There is a middle aged man who comes in, dressed in khakis and a polo shirt, and changes into a men's Indian Sari. He starts out at one of the dance studio with a beautiful rose in hand. Slowly and intently, he makes his way to the other end of class, where the stage is located. He is deep in meditation, takes one slow step after another and finally lays the rose on the stage as an offering. This is his ritual every time.
I get this man. Beneath our feet is the luminous stage of our life, and each of us is an artist of our days. These days become the emerging lacework of our life that slowly bring us to our invisible destination. Each of our days could be seeded with something that brings us closer to that sense of joy and wonder, whatever that may be. But no one can open the door if we can't reach for the latch ourselves. No one knows what that may be, but ourselves. I surely did not take dance classes to become a professional dancer. My teacher will vouch for that. I am doing it because it is making me feel more alive and whole.
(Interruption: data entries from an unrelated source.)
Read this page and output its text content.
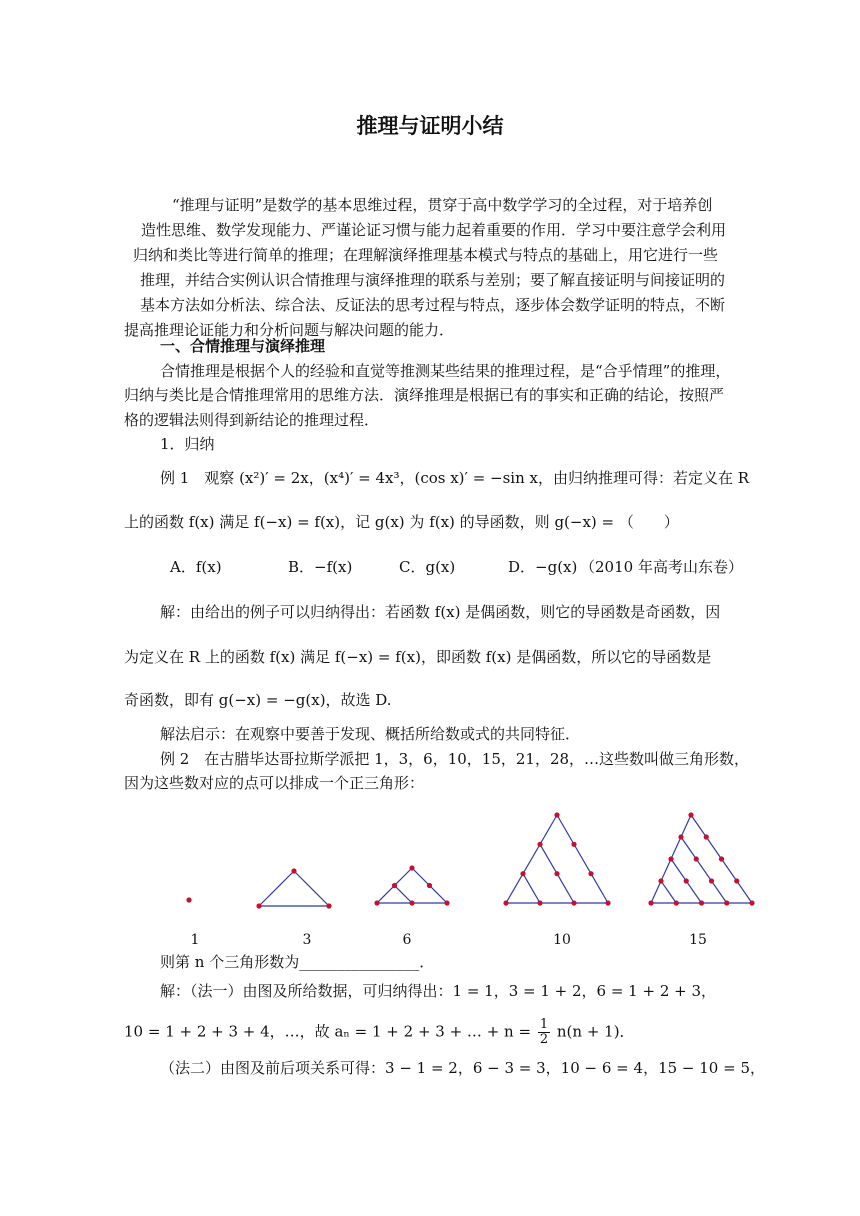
推理与证明小结
“推理与证明”是数学的基本思维过程，贯穿于高中数学学习的全过程，对于培养创
造性思维、数学发现能力、严谨论证习惯与能力起着重要的作用．学习中要注意学会利用
归纳和类比等进行简单的推理；在理解演绎推理基本模式与特点的基础上，用它进行一些
推理，并结合实例认识合情推理与演绎推理的联系与差别；要了解直接证明与间接证明的
基本方法如分析法、综合法、反证法的思考过程与特点，逐步体会数学证明的特点，不断
提高推理论证能力和分析问题与解决问题的能力．
一、合情推理与演绎推理
合情推理是根据个人的经验和直觉等推测某些结果的推理过程，是“合乎情理”的推理，
归纳与类比是合情推理常用的思维方法．演绎推理是根据已有的事实和正确的结论，按照严
格的逻辑法则得到新结论的推理过程．
1．归纳
例 1　观察 (x²)′ = 2x，(x⁴)′ = 4x³，(cos x)′ = −sin x，由归纳推理可得：若定义在 R
上的函数 f(x) 满足 f(−x) = f(x)，记 g(x) 为 f(x) 的导函数，则 g(−x) = （　　）
A．f(x)	B．−f(x)	C．g(x)	D．−g(x) （2010 年高考山东卷）
解：由给出的例子可以归纳得出：若函数 f(x) 是偶函数，则它的导函数是奇函数，因
为定义在 R 上的函数 f(x) 满足 f(−x) = f(x)，即函数 f(x) 是偶函数，所以它的导函数是
奇函数，即有 g(−x) = −g(x)，故选 D.
解法启示：在观察中要善于发现、概括所给数或式的共同特征．
例 2　在古腊毕达哥拉斯学派把 1，3，6，10，15，21，28，…这些数叫做三角形数，
因为这些数对应的点可以排成一个正三角形：
1	3	6	10	15
则第 n 个三角形数为________________．
解：（法一）由图及所给数据，可归纳得出：1 = 1，3 = 1 + 2，6 = 1 + 2 + 3，
10 = 1 + 2 + 3 + 4，…，故 aₙ = 1 + 2 + 3 + … + $n = \frac{1}{2} n(n + 1)$．
（法二）由图及前后项关系可得：3 − 1 = 2，6 − 3 = 3，10 − 6 = 4，15 − 10 = 5，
When you hear this simple story, maybe it will resonate in your heart. Although each of us lead different lives, and express the spirit which we carry in infinite ways, we are all headed to same place -- our deepest being. If we go deep enough in the encounter of the moments that reach us, we all arrive at the same destination, our yearning for a meaningful experience that connects us to ourselves.
Why not treat ourselves and our lives as a piece of art? Just two weeks ago, as I was leaving my movement class, I spotted a man riding a unicycle in the middle of Venice Boulevard traffic. I stopped at the grass divider to take in this surprising sight. I laughed and laughed. I thought to myself, "I don't know the woman who married a mountain range, but now my world collides with so many like her." I felt that by taking those dance classes I somehow have opened another door of my own self. I have put one foot into the door way, I am leaning out and listening.